Besides LC-MS, for characterization of chemical nucleotide modifications one can take advantage of properties entailed by next generation sequencing (NGS) techniques. Thereby, polymerase acts as a detector for modified positions in nucleic acid strands via synthesis arrest. Moreover, also non-complementary base pairings are generated at these sites, underlying a modification-specific probability distribution of their frequencies. This can be verified in tRNA e.g. tRNA^Tyr, where one can observe the synthesis behavior at known candidate sites. After completed mapping of the reads to a reference sequence, a coverage profile is created, which is examined for significant drops and characteristic mismatch patterns by automated screening procedures. Machine learning approaches, such as Support Vector Machines, help in transcriptome-wide prediction of unknown modified positions.

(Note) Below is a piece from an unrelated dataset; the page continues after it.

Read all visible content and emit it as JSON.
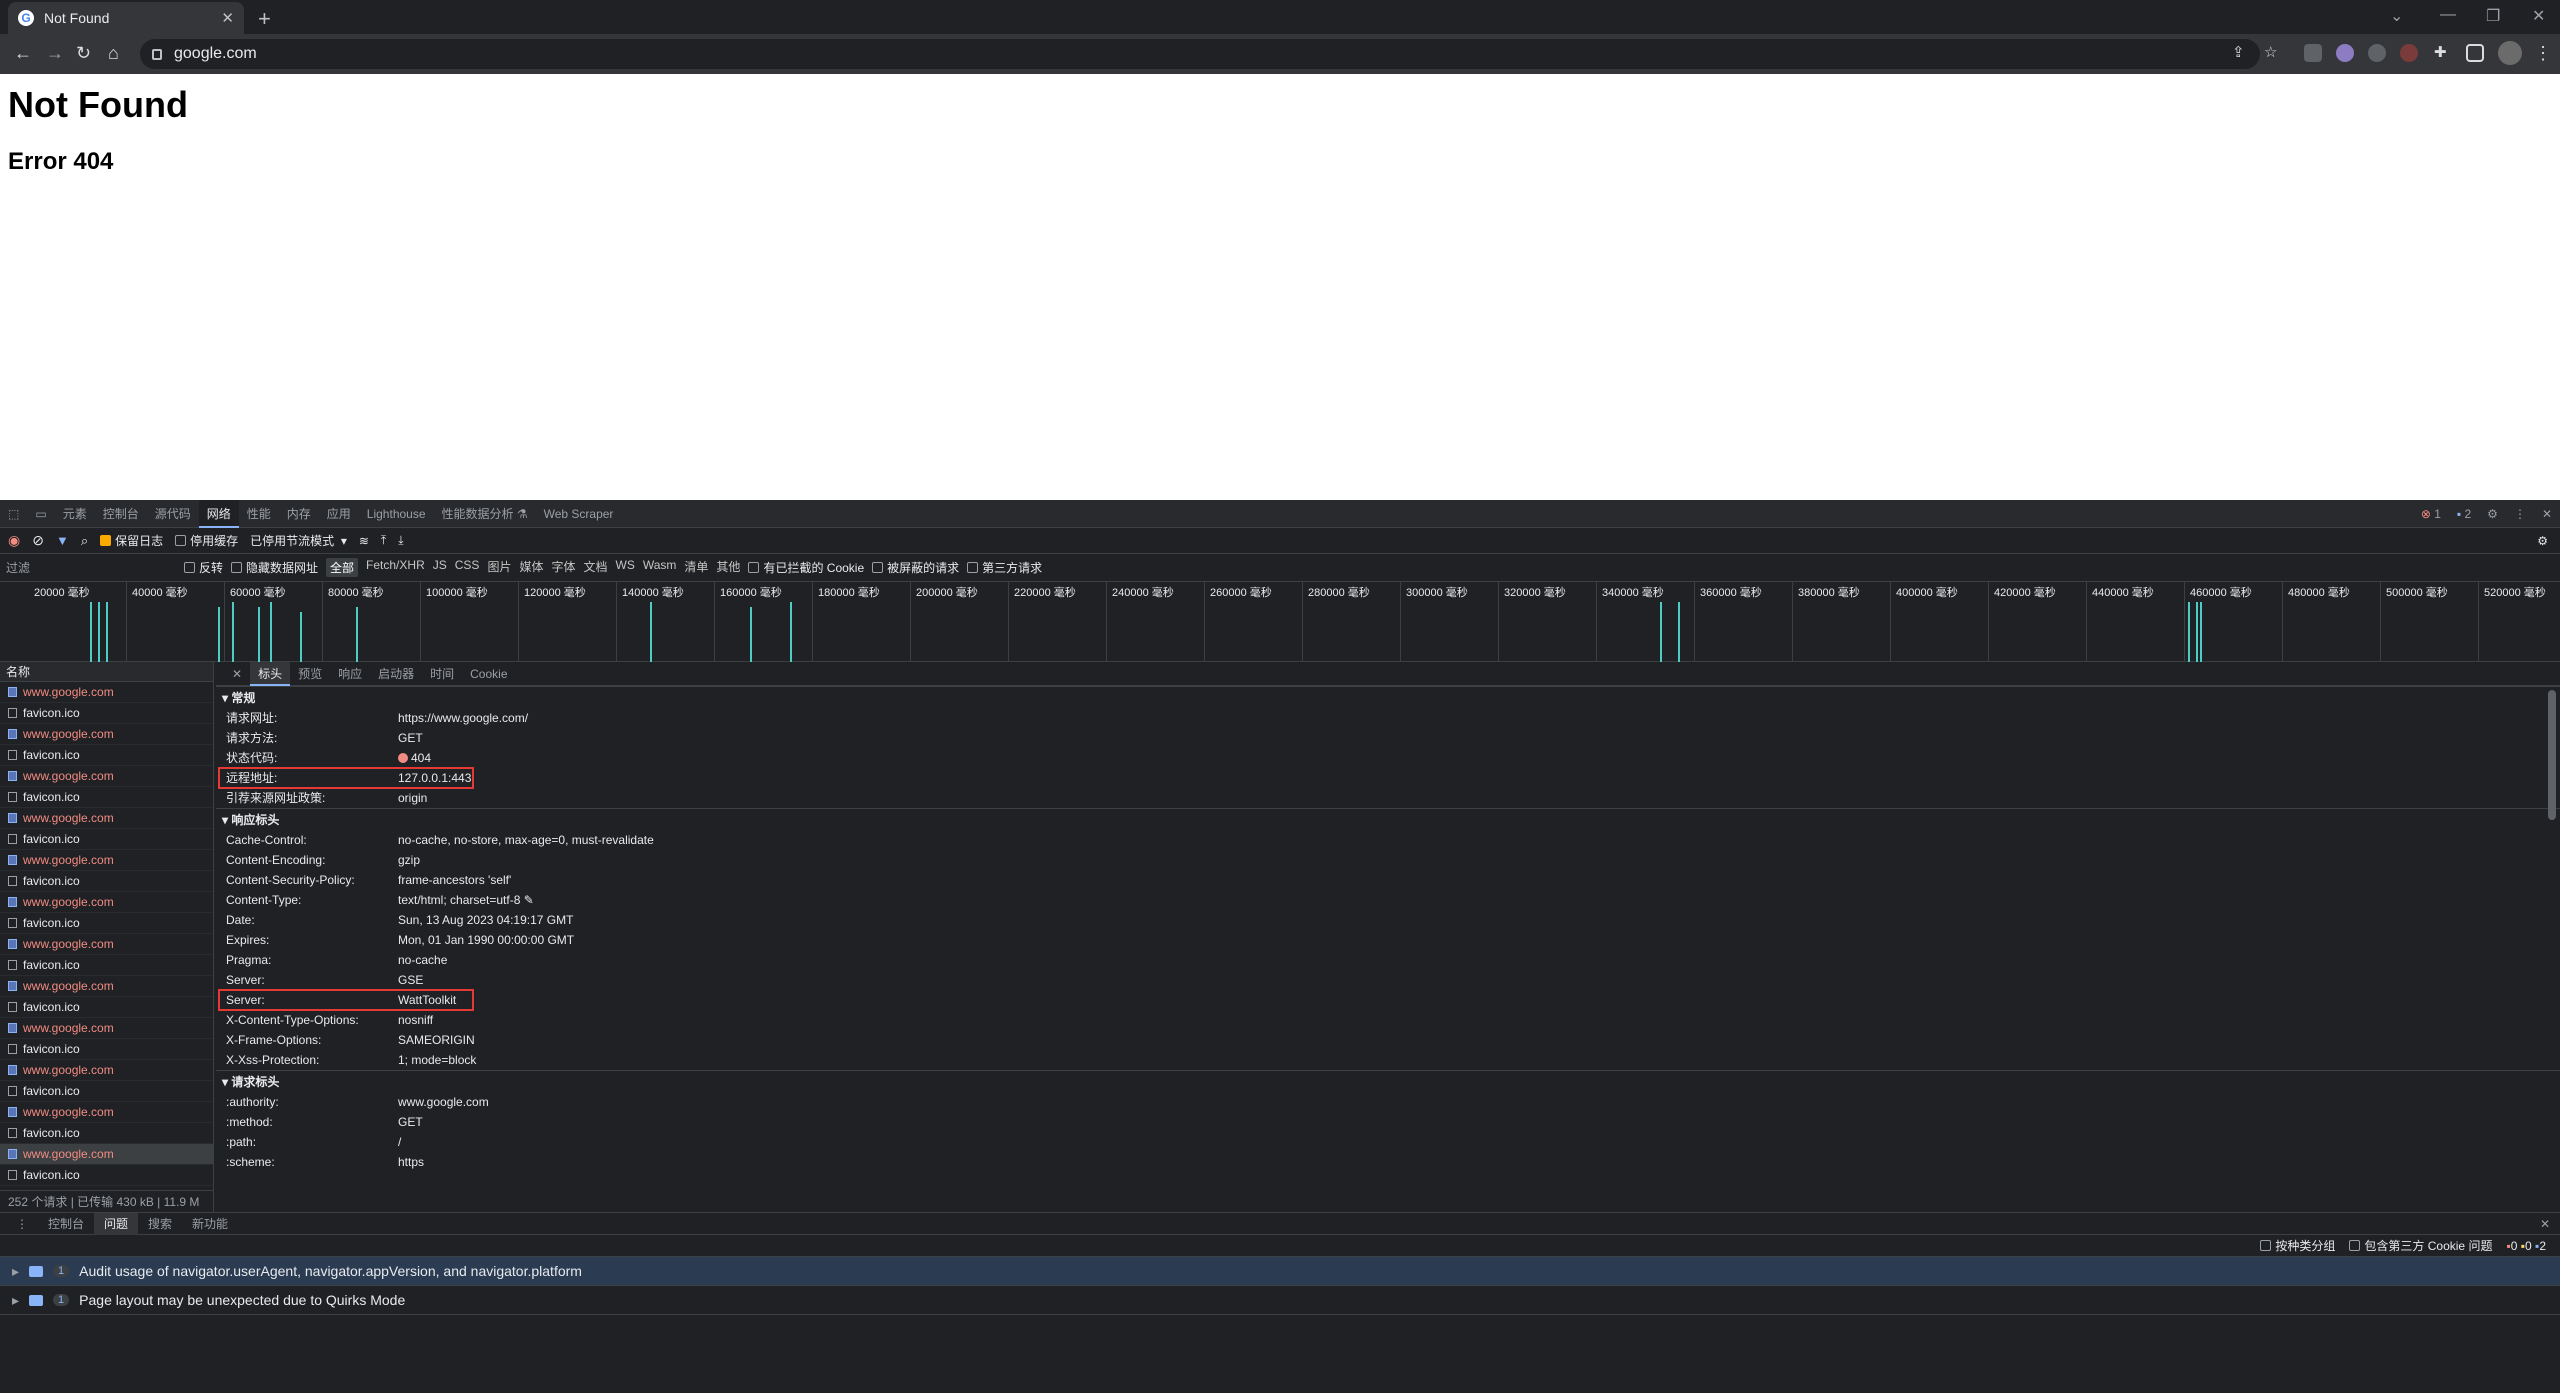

For distinction of modification-specific coverage drops from other polymerase-arrests e.g. caused by secondary structures, chemical treatments are applied. Compounds, such as PBC, react with 4-thiouridine and accordingly label the corresponding positions, which can be observed in comparison of treated vs. non-treated samples. In the same way, when looking at the mapping scenario, one can distinguish different non-canonical nucleotides by means of their varying reaction to this treatment. In order to exploit the power of NGS, the RNA molecule has to be converted to a dsDNA at first and multiple copies must be synthesized. Therefore, after the chemical treatment an RNA adapter is ligated and then the RT step is performed. After this, another DNA adapter is ligated to the newly synthesized cDNA strand. This way, a PCR can be finally launched to get the ready-to-be-sequenced, amplified DNA molecules.